15. A pharmaceutical agent comprising pure Citronellol, Citronellol analogues and derivatives in an amount effective to prevent a peptic ulcer selected from a group consisting of: Citronellol, Geraniol, Citronellal, Citronellic acid, (s)-(+)-Citronellyl bromide, Citronellyl isobutryrate, Citronellyl acetate, Citronellyl propionate, Citronellyl formate, (R)-(−)-Citronellyl bromide, Citronellyl tiglate, (—)-β-Citronellol, and the combination thereof, and a pharmaceutical excipient.

16. A diet supplement comprising an effective amount of isolated and purified Citronellol, Citronellol analogues and derivatives selected from a group consisting of: Citronellol, Geraniol, Citronellal, Citronellic acid, (s)-(+)-Citronellyl bromide, Citronellyl isobutryrate, Citronellyl acetate, Citronellyl propionate, Citronellyl formate, (R)-(−)-Citronellyl bromide, Citronellyl tiglate, (—)-β-Citronellol, and the combination thereof, and a vehicle.

17. The diet supplement of claim 16, wherein said vehicle is a food or food ingredient.

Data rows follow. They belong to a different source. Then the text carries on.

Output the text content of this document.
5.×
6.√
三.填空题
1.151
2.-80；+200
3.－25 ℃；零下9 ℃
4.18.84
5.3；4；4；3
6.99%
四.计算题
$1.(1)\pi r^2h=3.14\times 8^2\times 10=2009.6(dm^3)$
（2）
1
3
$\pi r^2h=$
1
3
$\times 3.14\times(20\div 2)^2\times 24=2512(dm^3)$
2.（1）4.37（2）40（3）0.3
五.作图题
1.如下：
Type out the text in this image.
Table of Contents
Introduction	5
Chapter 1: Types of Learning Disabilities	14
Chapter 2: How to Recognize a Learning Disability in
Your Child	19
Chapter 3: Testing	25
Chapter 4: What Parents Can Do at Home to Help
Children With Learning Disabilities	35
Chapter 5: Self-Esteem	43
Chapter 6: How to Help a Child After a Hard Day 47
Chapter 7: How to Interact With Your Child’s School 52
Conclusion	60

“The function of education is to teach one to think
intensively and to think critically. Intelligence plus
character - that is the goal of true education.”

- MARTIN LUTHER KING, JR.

18. A pharmaceutical formulation for the treatment or prevention of peptic ulcer in mammals, said formulation comprising an effective amount of isolated and purified Citronellol, Citronellol analogues and derivatives to prevent a peptic ulcer and a pharmaceutical excipient,

wherein said Citronellol, Citronellol analogues and derivatives are selected from the group consisting of: Citronellol, Geraniol, Citronellal, Citronellic acid, (s)-(+)-Citronellyl bromide, Citronellyl isobutryrate, Citronellyl acetate, Citronellyl propionate, Citronellyl formate, (R)-(−)-Citronellyl bromide, Citronellyl tiglate, (—)-β-Citronellol, and the combination thereof,

wherein said peptic ulcer is induced by alcohol consumption, stress, use of aspirin and nonsteroidal anti-inflammatory medications or Helicobacter pylori infection, and wherein said effective amount is at least 0.5 mg/per Kg of subject.